Monday, December 12, 2011

Node.js and process.nextTick - why you don't use it

Lately I have been messing with a new tool in my hypothetical toolbox - node.js.  Node.js is a platform for developing applications on the server using javascript (based on the V8 javascript engine used in Google Chrome).  The paradigm prevalent in node is event driven programming.  Node is designed that a node process runs inside a single thread, and all of the IO calls (network, file access, database, etc) are asynchronous.  Most of this is done "under the hood."  One thing that node does NOT do, however, is run your code in parallel (like other thread-ready languages, such as python).  This has the benefit of freeing you from worrying about shared resources (read: memory), but the drawback of CPU intensive processes blocking the current execution.

Why is this important?  Well one of the mantras of node.js is to make sure you don't write blocking code.  Some developers hear this and try to find a way to make CPU intensive processes run asynchronously.  Browsing the documentation, they come across a method on the process object called "nextTick", which you can pass a callback to.  The documentation says that this pushes the execution of that method to the next loop around the event loop.  This often gets interpreted as "runs the function in parallel."  False.  It simply defers the execution of that method until the current execution is finished (read:  finished blocking the CPU).  This means that if you have some really CPU intensive code, don't attempt to use process.nextTick to prevent it from blocking requests.  There are some ways to mitigate this, such as spawning a new node process (not terribly efficient, but gets the job done).

One important thing to note, is that in control flow libraries like async.js, there are some misleading method names.  For example, async.js has a method called "parallel."  This is very misleading, because at its core, it uses process.nextTick.  Parallel is really used to coordinate the execution of several methods that run asynchronous IO calls.  The code, however, is always single threaded (although you cannot guarantee the order in which they run).  But if you are trying to parallel simple CPU heavy code blocks using this library, well, you are out of luck.
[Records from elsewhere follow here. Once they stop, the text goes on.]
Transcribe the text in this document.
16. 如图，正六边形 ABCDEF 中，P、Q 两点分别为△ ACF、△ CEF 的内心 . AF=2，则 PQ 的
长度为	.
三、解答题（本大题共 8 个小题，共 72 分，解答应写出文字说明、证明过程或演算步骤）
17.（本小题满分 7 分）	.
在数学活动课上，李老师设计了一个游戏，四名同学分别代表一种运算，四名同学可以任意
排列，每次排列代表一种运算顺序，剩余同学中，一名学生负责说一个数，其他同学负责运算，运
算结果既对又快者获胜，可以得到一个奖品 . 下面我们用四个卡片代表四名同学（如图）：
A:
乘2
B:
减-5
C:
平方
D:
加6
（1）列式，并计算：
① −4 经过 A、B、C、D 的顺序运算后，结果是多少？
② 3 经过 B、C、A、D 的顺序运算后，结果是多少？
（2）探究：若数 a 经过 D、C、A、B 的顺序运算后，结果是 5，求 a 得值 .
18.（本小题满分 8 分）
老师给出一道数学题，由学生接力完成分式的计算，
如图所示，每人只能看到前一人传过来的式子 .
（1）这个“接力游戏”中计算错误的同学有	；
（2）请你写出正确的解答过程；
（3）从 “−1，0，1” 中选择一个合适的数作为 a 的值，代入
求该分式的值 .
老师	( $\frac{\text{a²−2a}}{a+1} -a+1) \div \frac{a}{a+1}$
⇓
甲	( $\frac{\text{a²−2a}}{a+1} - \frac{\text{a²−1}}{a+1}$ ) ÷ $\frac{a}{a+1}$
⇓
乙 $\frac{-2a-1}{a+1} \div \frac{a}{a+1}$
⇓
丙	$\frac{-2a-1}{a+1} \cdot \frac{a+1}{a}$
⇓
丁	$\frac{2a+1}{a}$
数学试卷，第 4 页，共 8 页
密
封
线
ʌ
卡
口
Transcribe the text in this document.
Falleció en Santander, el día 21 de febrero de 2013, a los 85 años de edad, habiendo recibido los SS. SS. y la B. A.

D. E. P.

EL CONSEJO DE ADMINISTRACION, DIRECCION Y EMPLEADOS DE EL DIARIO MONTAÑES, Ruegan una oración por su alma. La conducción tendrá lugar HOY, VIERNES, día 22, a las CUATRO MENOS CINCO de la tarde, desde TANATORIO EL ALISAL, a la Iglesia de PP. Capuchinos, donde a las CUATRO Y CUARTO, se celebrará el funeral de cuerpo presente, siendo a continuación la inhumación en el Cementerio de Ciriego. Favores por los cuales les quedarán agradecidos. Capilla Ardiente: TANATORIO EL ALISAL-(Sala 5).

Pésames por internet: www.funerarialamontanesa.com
So, to sum this all up, if you are using process.nextTick, there is a better than good chance you are looking at your project the wrong way.  Remember that while IO is asynchronous, node.js code is not.  Even though it's typically very, very fast :)  I'm quickly growing to love this platform for development, it scales very well.  Nginx uses a very similar structure to produce an extremely resource efficient, highly scalable server.

Happy coding.